Ever since OpenAI cofounder Andrej Karpathy posted on X about vibe coding, the topic has sparked many discussions about whether letting AI take over coding is a good idea. It certainly has potential, but is vibe coding ready for the enterprise?
Before we can unpack its feasibility for the enterprise, let’s first understand vibe coding. It uses AI to generate code based on the user’s desired application as opposed to manual coding. Essentially, tell AI what you want the app to do and voila, it’s ready in seconds.
In some ways, it’s like conversational coding or having a coding concierge that attends to an individual’s needs. You can imagine the benefits of allowing business users to whip up forms or a quick app without having to go through IT. Or a developer using it for rapid prototyping. While some may believe vibe coding is a fad, others point to its long-term viability based on the increasing popularity of LLM-powered coding tools such as Cursor, Windsurf and Replit.
It is natural to assume that with vibe coding, the code would be reviewed to avoid any mistakes or unleash potential issues. True vibe coders argue that rigorous review goes against the idea of using AI to generate code. This explains why so many have already relegated vibe coding to low-risk projects. There is a need for traditional AI-assisted coding and an emerging opportunity for vibe coding to coexist.
Risks of Vibe Coding
When AI is infused into coding, there are always risks of quality and reliability. True vibe coders that come across bugs in the code say you can just keep telling AI to fix it until it’s right. This is risky, especially when a business user is doing the vibe coding to build a quick fix app that has the potential to touch critical systems. They may not know what they don’t know about unleashing faulty AI-driven code into the enterprise, exposing critical business data to attacks.
For instance, an AI tool might recommend a deceptively legitimate but harmful third-party package like “xyz” – a practice known as slopsquatting, which poses security risks to systems and data. When the AI requests this xyz package, it gets automatically installed. Because vibe coding operates differently from AI-assisted development, such malicious packages bypass security checks and could cause significant damage within the organization.
Vibe coding and its feasibility for the enterprise
In the Karpathy vibe coding tweet that launched a thousand discussions, he also wrote that, “It’s not too bad for throwaway weekend projects, but still quite amusing. I’m building a project or webapp, but it’s not really coding – I just see stuff, say stuff, run stuff, and copy-paste stuff, and it mostly works.”

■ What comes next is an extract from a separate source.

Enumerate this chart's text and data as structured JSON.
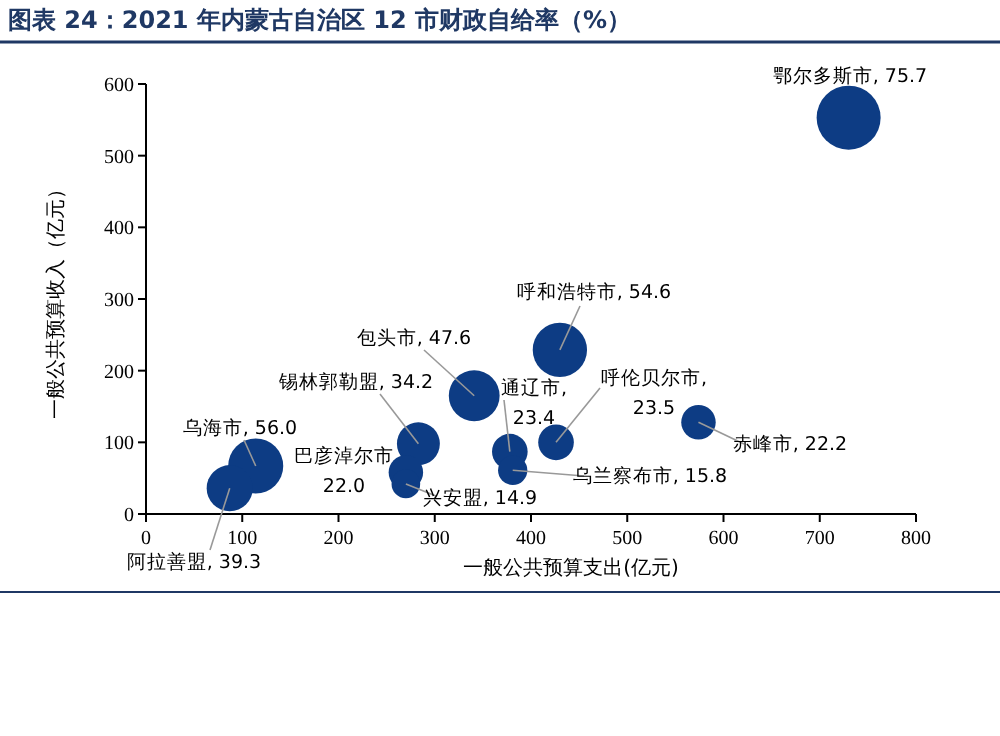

But what if vibe coding can go beyond the throwaway project and make its way into the enterprise? There is potential for business users to apply the principle of vibe coding to quickly stand up low-risk apps that streamline or replace outdated processes.
For example, on a construction job site, a site supervisor could create an app via natural language to replace paper sign-in forms. They could tell the AI-powered vibe coding tool to check a worker’s identification with certifications to ensure everybody on the job site complies. Part of the instructions can include sending an alert to the project manager if a worker’s certification is going to expire in a few months. This allows the project team to document that safety standards are being met and get ahead of any potential project delays or compliance fines.
For this to be effective requires strong AI governance on an AI-powered operations platform that centralizes critical project information. When a company has data such as worker information, compliance requirements, and certifications located in a variety of formats and apps managed by various lines of business, it creates information silos.
As a result, the process of gathering data for a big picture view of the project’s status can take an inordinate amount of time. A recent productivity survey by Quickbase found that 59% workers were spending 11 hours a week or more chasing information from different people and systems. Along with taking up more than one full week per month, the number of workers impacted is up from 48% in 2024. This wasted time, a.k.a. Gray Work, has consistently been a drain on the enterprise as more silos are created throughout the company.
Vibe coding has the potential to boost productivity for business users, but only if the information is centralized and supported by the proper governance tools. This lowers the risk of slopsquatting and many other security issues while improving the quality of the generated solution.